Bonython was a Methodist. He married Blanche Ada Bray, daughter of John Bray, on 16 April 1904. She died in childbirth in 1908, leaving two daughters and a son, John Langdon Bonython, who later became a businessman. On 11 December 1912, Bonython married Constance Jean Warren, who became mayoress at the age of 21 shortly after their marriage. They had three children, including Charles Warren Bonython, a conservationist and chemical engineer, and Hugh Reskymer Bonython, as well as a daughter. Bonython was a trustee of Pirie Street Methodist Church for more than 30 years and regularly attended services.

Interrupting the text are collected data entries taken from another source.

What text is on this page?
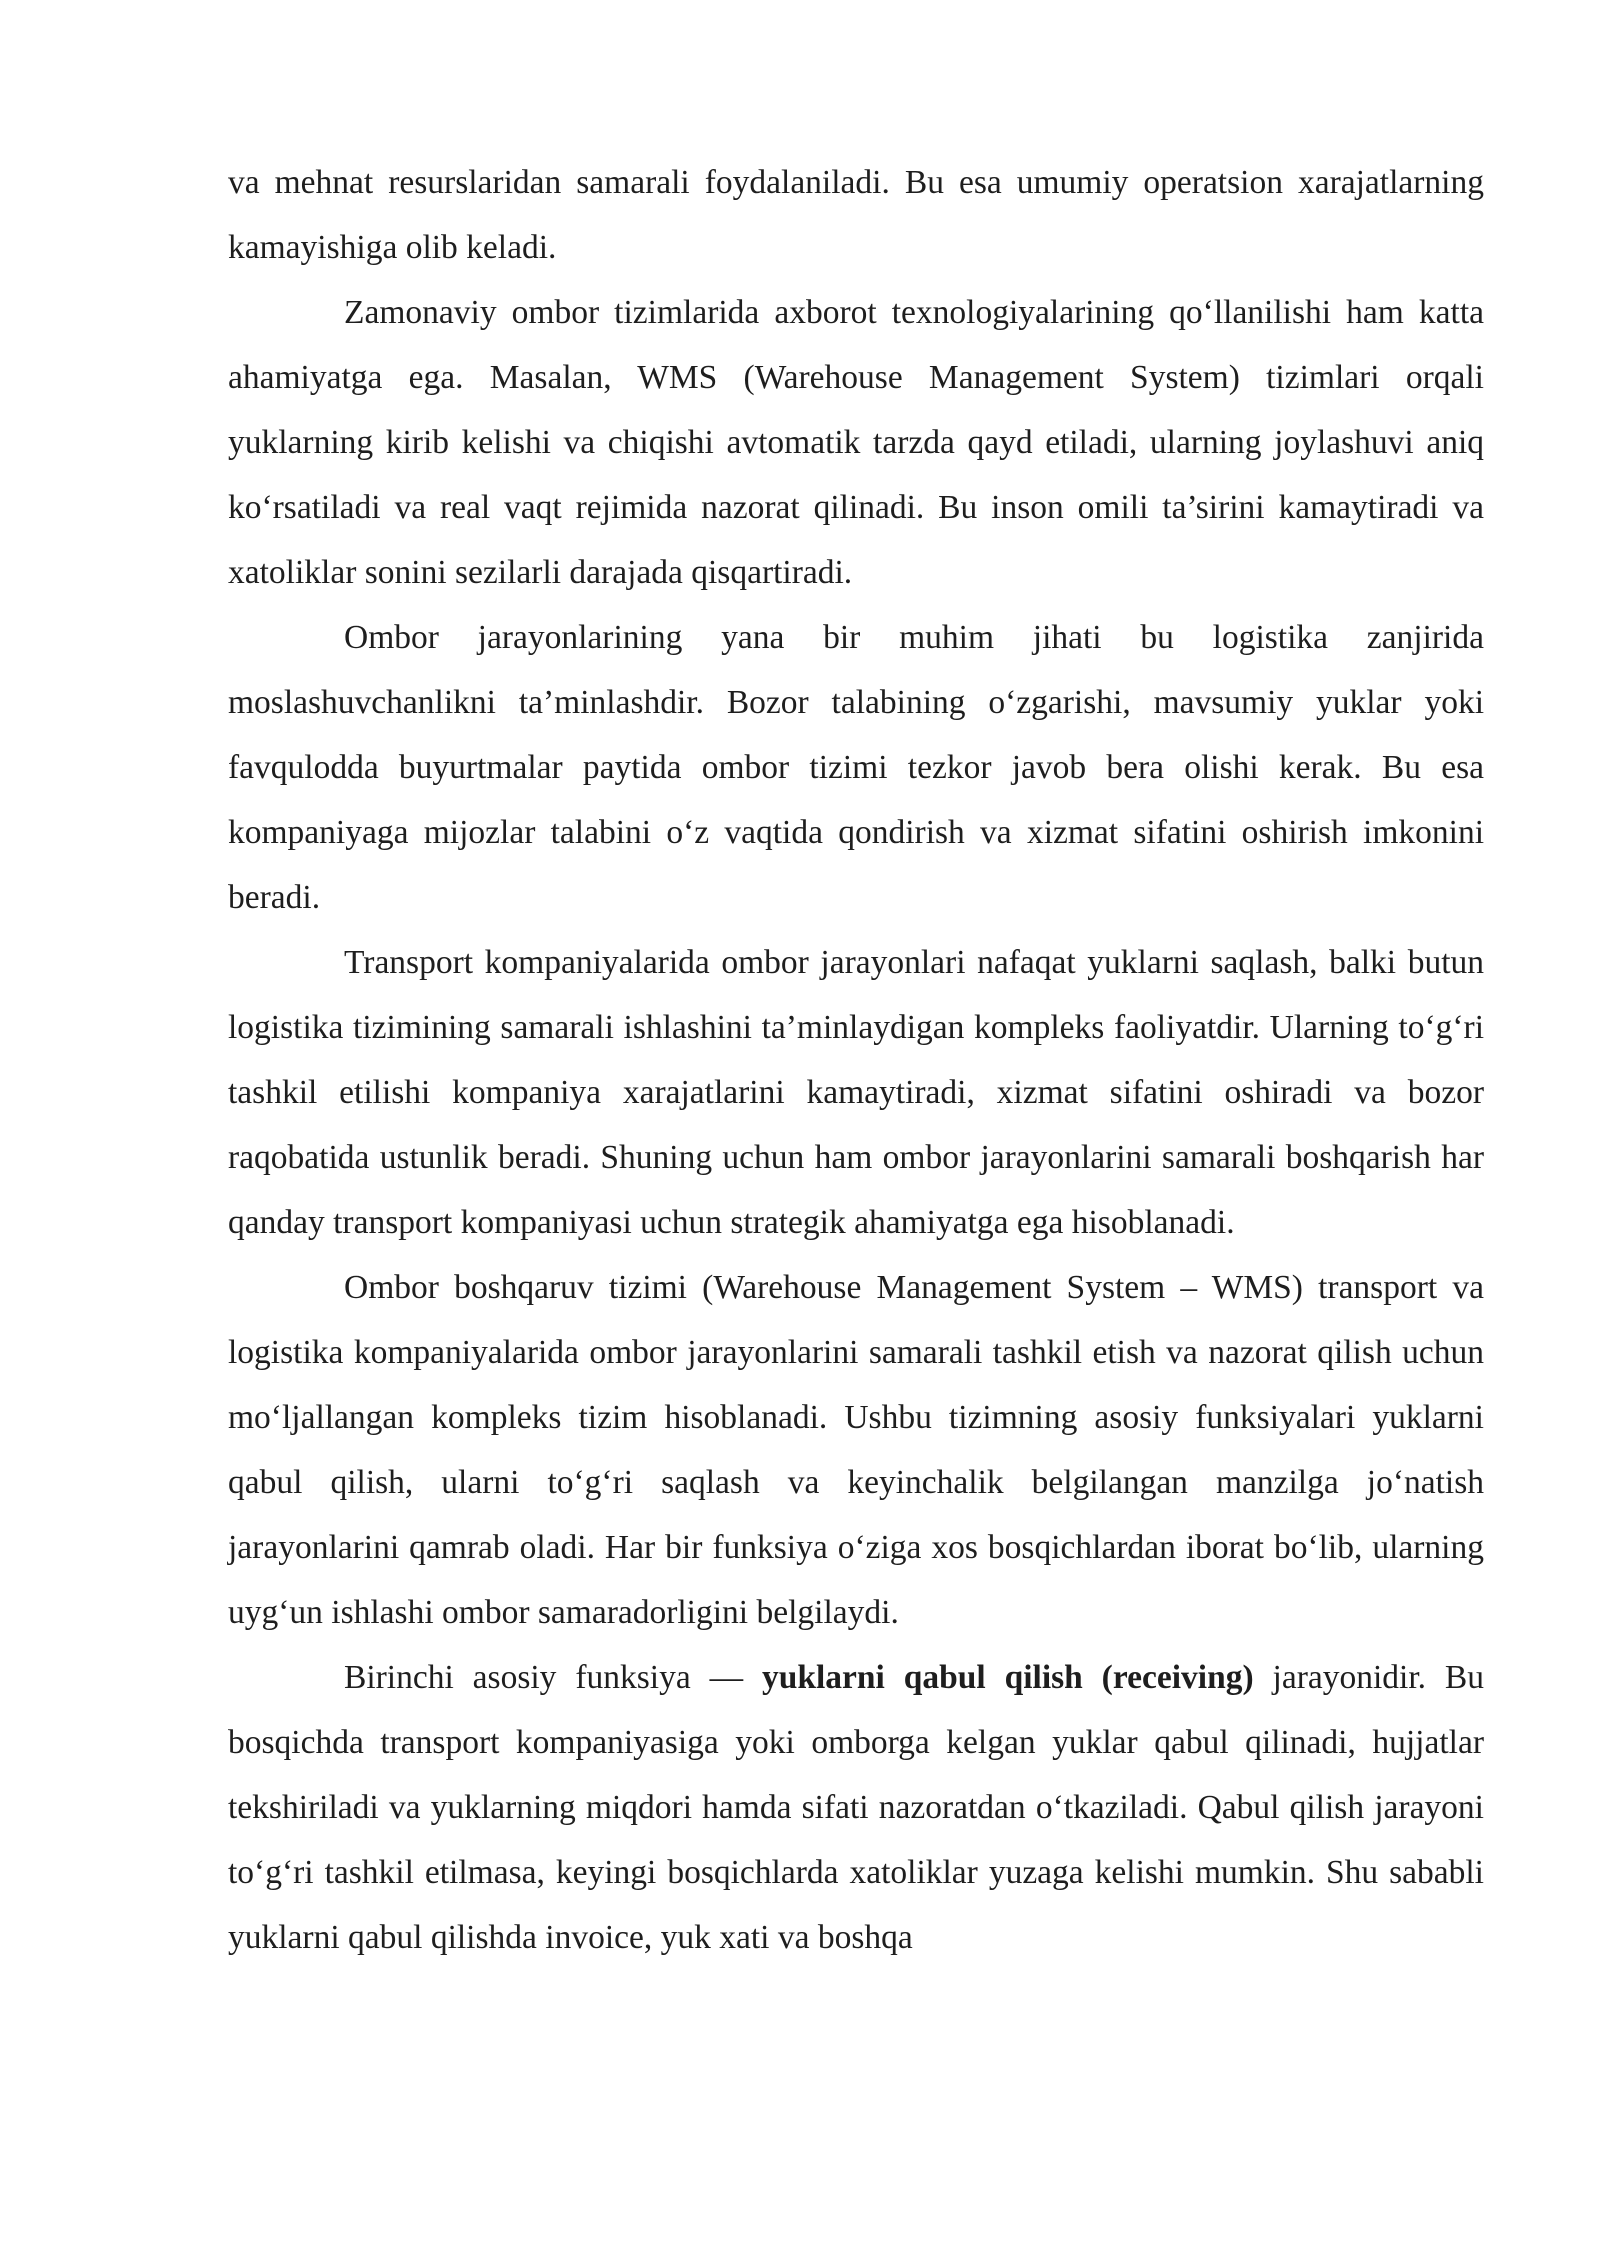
va mehnat resurslaridan samarali foydalaniladi. Bu esa umumiy operatsion xarajatlarning kamayishiga olib keladi.

Zamonaviy ombor tizimlarida axborot texnologiyalarining qo‘llanilishi ham katta ahamiyatga ega. Masalan, WMS (Warehouse Management System) tizimlari orqali yuklarning kirib kelishi va chiqishi avtomatik tarzda qayd etiladi, ularning joylashuvi aniq ko‘rsatiladi va real vaqt rejimida nazorat qilinadi. Bu inson omili ta’sirini kamaytiradi va xatoliklar sonini sezilarli darajada qisqartiradi.

Ombor jarayonlarining yana bir muhim jihati bu logistika zanjirida moslashuvchanlikni ta’minlashdir. Bozor talabining o‘zgarishi, mavsumiy yuklar yoki favqulodda buyurtmalar paytida ombor tizimi tezkor javob bera olishi kerak. Bu esa kompaniyaga mijozlar talabini o‘z vaqtida qondirish va xizmat sifatini oshirish imkonini beradi.

Transport kompaniyalarida ombor jarayonlari nafaqat yuklarni saqlash, balki butun logistika tizimining samarali ishlashini ta’minlaydigan kompleks faoliyatdir. Ularning to‘g‘ri tashkil etilishi kompaniya xarajatlarini kamaytiradi, xizmat sifatini oshiradi va bozor raqobatida ustunlik beradi. Shuning uchun ham ombor jarayonlarini samarali boshqarish har qanday transport kompaniyasi uchun strategik ahamiyatga ega hisoblanadi.

Ombor boshqaruv tizimi (Warehouse Management System – WMS) transport va logistika kompaniyalarida ombor jarayonlarini samarali tashkil etish va nazorat qilish uchun mo‘ljallangan kompleks tizim hisoblanadi. Ushbu tizimning asosiy funksiyalari yuklarni qabul qilish, ularni to‘g‘ri saqlash va keyinchalik belgilangan manzilga jo‘natish jarayonlarini qamrab oladi. Har bir funksiya o‘ziga xos bosqichlardan iborat bo‘lib, ularning uyg‘un ishlashi ombor samaradorligini belgilaydi.

Birinchi asosiy funksiya — yuklarni qabul qilish (receiving) jarayonidir. Bu bosqichda transport kompaniyasiga yoki omborga kelgan yuklar qabul qilinadi, hujjatlar tekshiriladi va yuklarning miqdori hamda sifati nazoratdan o‘tkaziladi. Qabul qilish jarayoni to‘g‘ri tashkil etilmasa, keyingi bosqichlarda xatoliklar yuzaga kelishi mumkin. Shu sababli yuklarni qabul qilishda invoice, yuk xati va boshqa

Bonython was a member of the Adelaide Club and served as president of the West Adelaide Football Club for several years. Although he never played lawn bowls, he was among the first people to subscribe to the proposal to establish the South Australian Bowling Association. In 1913, he imported a De Dion-Bouton motor car from England. Described as a tall and slender man, he was known for his cautious, frugal and temperate habits, including travelling by bus to his office. His personal reserve was attributed by some to his close relationship with his father.

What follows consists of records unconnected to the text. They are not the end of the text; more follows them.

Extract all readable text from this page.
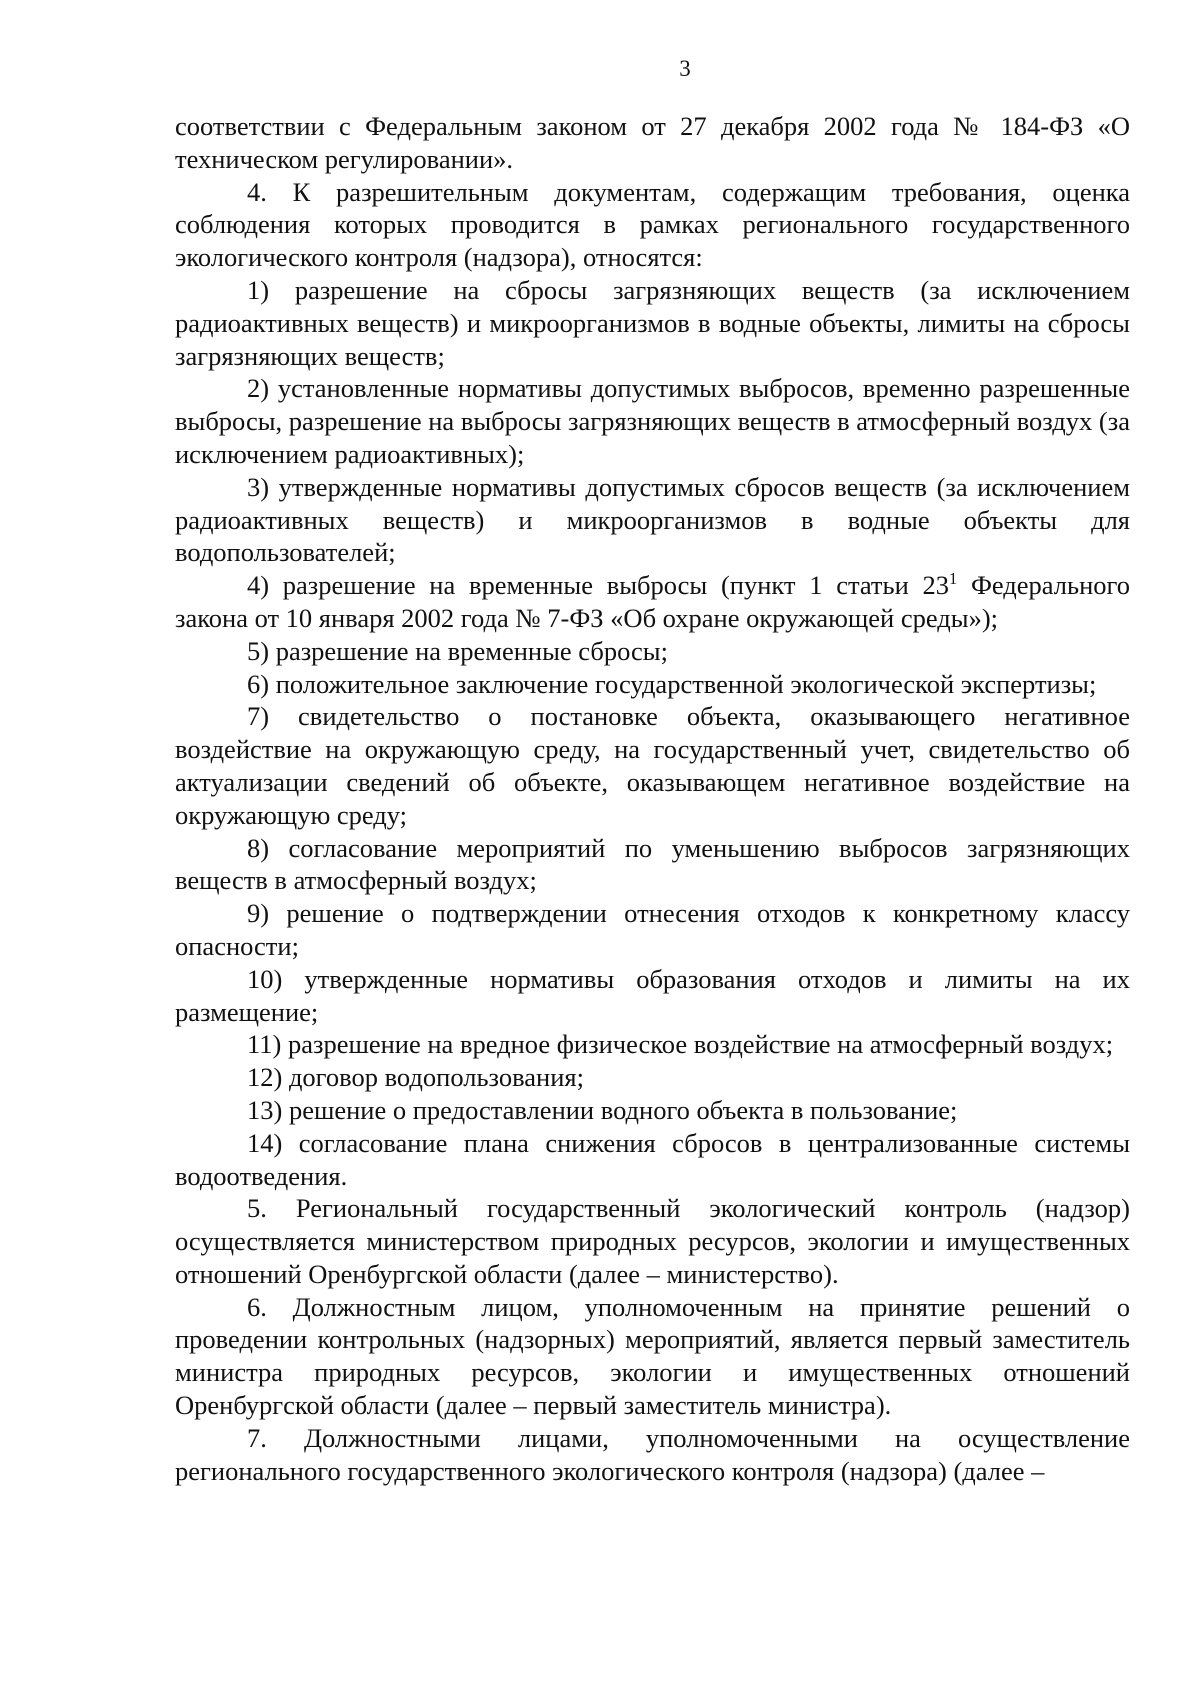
3

соответствии с Федеральным законом от 27 декабря 2002 года № 184-ФЗ «О техническом регулировании».

4. К разрешительным документам, содержащим требования, оценка соблюдения которых проводится в рамках регионального государственного экологического контроля (надзора), относятся:

1) разрешение на сбросы загрязняющих веществ (за исключением радиоактивных веществ) и микроорганизмов в водные объекты, лимиты на сбросы загрязняющих веществ;

2) установленные нормативы допустимых выбросов, временно разрешенные выбросы, разрешение на выбросы загрязняющих веществ в атмосферный воздух (за исключением радиоактивных);

3) утвержденные нормативы допустимых сбросов веществ (за исключением радиоактивных веществ) и микроорганизмов в водные объекты для водопользователей;

4) разрешение на временные выбросы (пункт 1 статьи $23^1$ Федерального закона от 10 января 2002 года № 7-ФЗ «Об охране окружающей среды»);

5) разрешение на временные сбросы;

6) положительное заключение государственной экологической экспертизы;

7) свидетельство о постановке объекта, оказывающего негативное воздействие на окружающую среду, на государственный учет, свидетельство об актуализации сведений об объекте, оказывающем негативное воздействие на окружающую среду;

8) согласование мероприятий по уменьшению выбросов загрязняющих веществ в атмосферный воздух;

9) решение о подтверждении отнесения отходов к конкретному классу опасности;

10) утвержденные нормативы образования отходов и лимиты на их размещение;

11) разрешение на вредное физическое воздействие на атмосферный воздух;

12) договор водопользования;

13) решение о предоставлении водного объекта в пользование;

14) согласование плана снижения сбросов в централизованные системы водоотведения.

5. Региональный государственный экологический контроль (надзор) осуществляется министерством природных ресурсов, экологии и имущественных отношений Оренбургской области (далее – министерство).

6. Должностным лицом, уполномоченным на принятие решений о проведении контрольных (надзорных) мероприятий, является первый заместитель министра природных ресурсов, экологии и имущественных отношений Оренбургской области (далее – первый заместитель министра).

7. Должностными лицами, уполномоченными на осуществление регионального государственного экологического контроля (надзора) (далее –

Bonython owned and occupied several residences associated with the Bonython family. He lived at Carhayes, an early Adelaide home associated with the family, for nearly 20 years after his father had occupied the property for 19 years. From 1928 until his death, he was the last private owner of St Corantyn on East Terrace, where his second wife's interest in interior decoration influenced aspects of the house's interior character. In 1952, Bonython acquired part of the former Thomas S. Backhouse estate to consolidate the boundaries of his adjoining property, Eurilla, but later reached an arrangement with the South Australian government that allowed most of the land to be acquired for the establishment of the new botanic garden. Subsequent agreements concerning water rights and the acquisition of adjacent land held by his son, Lindsay Gordon Bonython, contributed to the garden's expansion in the late 1950s and early 1960s. The value of Bonython's estate for probate purposes was sworn as A£276,412.